-Ragazzi,
attenzione! Sono arrivate le Gibellini. – I cosiddetti ragazzi erano quattro
attempati signori seduti attorno al tavolino di un bar, e chi aveva parlato era
un loro coetaneo che sembrava essere il caporione della combriccola. Si
chiamava Gibbo, Gianbattista per l’anagrafe, e siccome era riuscito a rimanere
scapolo nonostante gli agguati delle donne del paese nettamente in maggioranza
rispetto ai maschi, vantava una superiorità morale dettata da quello che lui
diceva essere un carattere libero e indipendente. Avere poi intrattenuto per
lungo tempo una relazione segreta, a tutti nota, con una donna sposata di un
paese vicino, gli dava quel tocco trasgressivo e cosmopolita che, in un borgo
di poche anime, lo rivestiva di un “glamour” altrove ingiustificato. Si era
messo in pensione più o meno a quarant’anni quando una modesta eredità gli
aveva permesso, con il massimo sollievo, di tirare in barca ogni possibile remo.
Da allora la sua principale occupazione era stata di impicciarsi dei fatti
altrui, con grande divertimento suo e di coloro che, a turno, non ne erano il
bersaglio. Dalla sua esclusiva postazione presso il Bar dello Sport nella piazza
principale del paese, il vecchio signore osservava, chiosava e commentava ogni
avvenimento partendo dalla vita della piccola comunità fino a spaziare nei
massimi sistemi del governo nazionale o della politica estera. Nessuno, da
Trump alla vecchina in chiesa, si salvava dai suoi giudizi caustici ed
impietosi, ma spesso arguti e perciò molto ascoltati. Gibbo ci sapeva fare e la
sua finta bonomia induceva spesso qualche sprovveduto a metterlo a parte di
confidenze personali a condizione che rimanessero segrete. Lui spergiurava di
essere una tomba, ma poi girava le notizie sottobanco al momento giusto, non
tanto per malizia quanto per il puro divertimento di agitare le acque chete di
un paese che, affermava, gli andava troppo stretto.
-Perché
hanno sempre quell’aria funerea? – Chiese l’amico “Aperol con scorzetta”.
-Non conoscete
la storia? – Disse Gibbo accomodandosi bene in vista del racconto. –Se
promettete di tenerla per voi, ve la racconto e capirete.
-Vai avanti.
- Lo incitò “vin santo e due
cantuccini”.
-Bene. Le
Gibellini, lo sapete, vivono da sempre in maniera molto modesta, hanno poche
disponibilità economiche e si arrabattano come possono. Però, qualche tempo
addietro, capitò loro quella che sembrava una fortuna insperata. Una vecchia
zia, molto bigotta, rimase vedova entrando in possesso di una vera e propria
fortuna fatta di contanti, immobili e titoli di stato. Loro due, le Gibellini
intendo, sono le uniche future eredi della signora, salvo un altro cugino che
vive lontano. Quindi erano tutte eccitate nella prospettiva, un domani la zia
fosse passata a miglior vita, di scrollarsi di dosso un’esistenza fatta di
stenti e concedersi finalmente qualche lusso. Avevano fatto i loro calcoli.

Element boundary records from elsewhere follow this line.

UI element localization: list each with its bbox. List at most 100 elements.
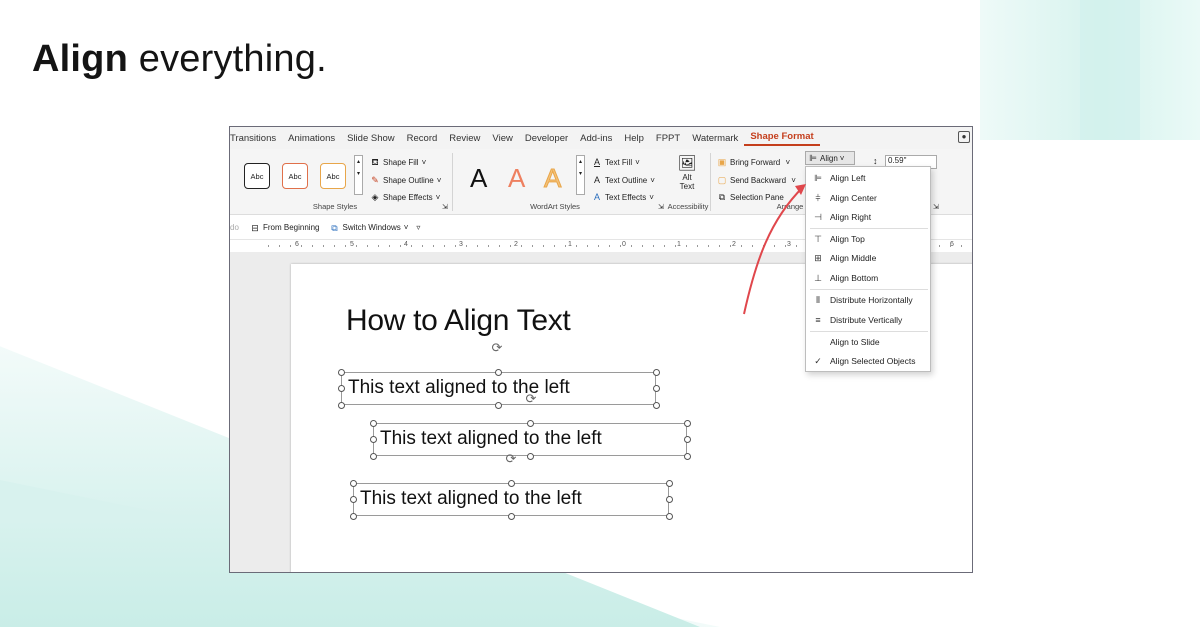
shape-style-gold[interactable]: Abc xyxy=(320,163,346,189)
resize-handle[interactable] xyxy=(495,401,502,409)
wordart-gold[interactable]: A xyxy=(543,163,561,194)
ruler-tick xyxy=(433,245,434,247)
text-fill-button[interactable]: A Text Fill ˅ xyxy=(592,157,640,167)
align-center-icon: ⫩ xyxy=(815,192,821,203)
ruler-number: 2 xyxy=(732,241,736,248)
effects-icon: ◈ xyxy=(371,192,379,202)
ruler-tick xyxy=(378,245,379,247)
resize-handle[interactable] xyxy=(507,512,515,520)
tab-slide-show[interactable]: Slide Show xyxy=(341,133,401,144)
selection-pane-button[interactable]: ⧉ Selection Pane xyxy=(717,192,784,202)
tab-fppt[interactable]: FPPT xyxy=(650,133,686,144)
menu-item-align-top[interactable]: ⊤ Align Top xyxy=(806,230,930,248)
ruler-number: 6 xyxy=(295,241,299,248)
ruler-tick xyxy=(961,245,962,247)
menu-item-distribute-vertically[interactable]: ≡ Distribute Vertically xyxy=(806,311,930,329)
bring-forward-button[interactable]: ▣ Bring Forward ˅ xyxy=(717,157,790,167)
wordart-orange[interactable]: A xyxy=(508,163,525,194)
align-top-icon: ⊤ xyxy=(814,233,822,244)
shape-outline-button[interactable]: ✎ Shape Outline ˅ xyxy=(370,175,441,185)
menu-item-distribute-horizontally[interactable]: ⫴ Distribute Horizontally xyxy=(806,291,930,309)
menu-item-align-selected-objects[interactable]: ✓ Align Selected Objects xyxy=(806,352,930,370)
dialog-launcher-icon[interactable]: ⇲ xyxy=(933,203,939,211)
accessibility-group-label: Accessibility xyxy=(667,202,709,211)
tab-watermark[interactable]: Watermark xyxy=(686,133,744,144)
resize-handle[interactable] xyxy=(495,368,502,376)
text-box-1[interactable]: This text aligned to the left xyxy=(341,372,656,405)
resize-handle[interactable] xyxy=(652,401,660,409)
arrange-group-label: Arrange xyxy=(776,202,804,211)
dialog-launcher-icon[interactable]: ⇲ xyxy=(658,203,664,211)
menu-item-align-left[interactable]: ⊫ Align Left xyxy=(806,169,930,187)
tab-add-ins[interactable]: Add-ins xyxy=(574,133,618,144)
ribbon-tabs: Transitions Animations Slide Show Record… xyxy=(230,127,972,149)
resize-handle[interactable] xyxy=(369,419,377,427)
text-outline-button[interactable]: A Text Outline ˅ xyxy=(592,175,655,185)
ruler-tick xyxy=(411,245,412,247)
text-box-content[interactable]: This text aligned to the left xyxy=(360,488,582,510)
text-box-3[interactable]: This text aligned to the left xyxy=(353,483,669,516)
menu-item-label: Align Left xyxy=(830,173,866,183)
text-effects-button[interactable]: A Text Effects ˅ xyxy=(592,192,654,202)
record-icon[interactable]: ● xyxy=(958,131,970,143)
resize-handle[interactable] xyxy=(665,512,673,520)
shape-style-orange[interactable]: Abc xyxy=(282,163,308,189)
ruler-tick xyxy=(620,245,621,247)
align-button[interactable]: ⊫ Align ˅ xyxy=(805,151,855,165)
tab-animations[interactable]: Animations xyxy=(282,133,341,144)
menu-item-align-to-slide[interactable]: Align to Slide xyxy=(806,333,930,351)
ruler-tick xyxy=(719,245,720,247)
text-box-content[interactable]: This text aligned to the left xyxy=(380,428,602,450)
dialog-launcher-icon[interactable]: ⇲ xyxy=(442,203,448,211)
tab-developer[interactable]: Developer xyxy=(519,133,574,144)
wordart-gallery-scroll[interactable]: ▴ ▾ xyxy=(576,155,585,195)
rotate-handle-icon[interactable]: ⟳ xyxy=(504,452,518,466)
resize-handle[interactable] xyxy=(683,419,691,427)
switch-windows-button[interactable]: ⧉ Switch Windows ˅ xyxy=(329,223,408,233)
resize-handle[interactable] xyxy=(652,368,660,376)
menu-item-align-bottom[interactable]: ⊥ Align Bottom xyxy=(806,269,930,287)
resize-handle[interactable] xyxy=(349,512,357,520)
tab-record[interactable]: Record xyxy=(401,133,444,144)
resize-handle[interactable] xyxy=(349,496,357,503)
wordart-black[interactable]: A xyxy=(470,163,487,194)
title-rotate-handle[interactable]: ⟳ xyxy=(490,341,504,355)
text-box-2[interactable]: This text aligned to the left xyxy=(373,423,687,456)
tab-transitions[interactable]: Transitions xyxy=(230,133,282,144)
resize-handle[interactable] xyxy=(337,368,345,376)
tab-shape-format[interactable]: Shape Format xyxy=(744,131,820,146)
ruler-number: 3 xyxy=(459,241,463,248)
menu-item-label: Align Top xyxy=(830,234,865,244)
tab-review[interactable]: Review xyxy=(443,133,486,144)
alt-text-button[interactable]: 🖼 Alt Text xyxy=(674,155,700,191)
resize-handle[interactable] xyxy=(665,496,673,503)
resize-handle[interactable] xyxy=(507,479,515,487)
shape-style-black[interactable]: Abc xyxy=(244,163,270,189)
tab-view[interactable]: View xyxy=(486,133,518,144)
resize-handle[interactable] xyxy=(526,452,534,460)
slide-title[interactable]: How to Align Text xyxy=(346,304,571,338)
customize-toolbar-icon[interactable]: ▿ xyxy=(416,223,420,232)
resize-handle[interactable] xyxy=(683,452,691,460)
resize-handle[interactable] xyxy=(349,479,357,487)
resize-handle[interactable] xyxy=(369,436,377,443)
menu-item-align-middle[interactable]: ⊞ Align Middle xyxy=(806,249,930,267)
tab-help[interactable]: Help xyxy=(618,133,650,144)
shape-styles-gallery-scroll[interactable]: ▴ ▾ xyxy=(354,155,363,195)
shape-fill-button[interactable]: ⛾ Shape Fill ˅ xyxy=(370,157,426,167)
resize-handle[interactable] xyxy=(369,452,377,460)
shape-outline-label: Shape Outline xyxy=(383,175,434,185)
resize-handle[interactable] xyxy=(526,419,534,427)
rotate-handle-icon[interactable]: ⟳ xyxy=(524,392,538,406)
shape-effects-button[interactable]: ◈ Shape Effects ˅ xyxy=(370,192,441,202)
menu-item-align-center[interactable]: ⫩ Align Center xyxy=(806,189,930,207)
resize-handle[interactable] xyxy=(683,436,691,443)
send-backward-button[interactable]: ▢ Send Backward ˅ xyxy=(717,175,796,185)
resize-handle[interactable] xyxy=(337,385,345,392)
from-beginning-button[interactable]: ⊟ From Beginning xyxy=(250,223,319,233)
resize-handle[interactable] xyxy=(337,401,345,409)
menu-item-align-right[interactable]: ⊣ Align Right xyxy=(806,208,930,226)
ruler-tick xyxy=(279,245,280,247)
resize-handle[interactable] xyxy=(665,479,673,487)
resize-handle[interactable] xyxy=(652,385,660,392)
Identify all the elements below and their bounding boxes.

L’ammontare del patrimonio diviso fra loro due sarebbe stato veramente una
manna dalla quale attingere senza più patemi d’animo. In realtà avrebbero
dovuto dividere per tre, ma spartire quello che il destino aveva loro
riconosciuto a compenso di tanto sacrificio, sembrava quasi una bestemmia.
-Ho capito.
– Intervenne “caffè corretto” - Però la
legge è legge. Il cugino aveva tanto diritto quanto loro. O no?
-Certamente.
– Riprese Gibbo. – Ma dopo tanta fame la voglia di saziarsi è senza limiti.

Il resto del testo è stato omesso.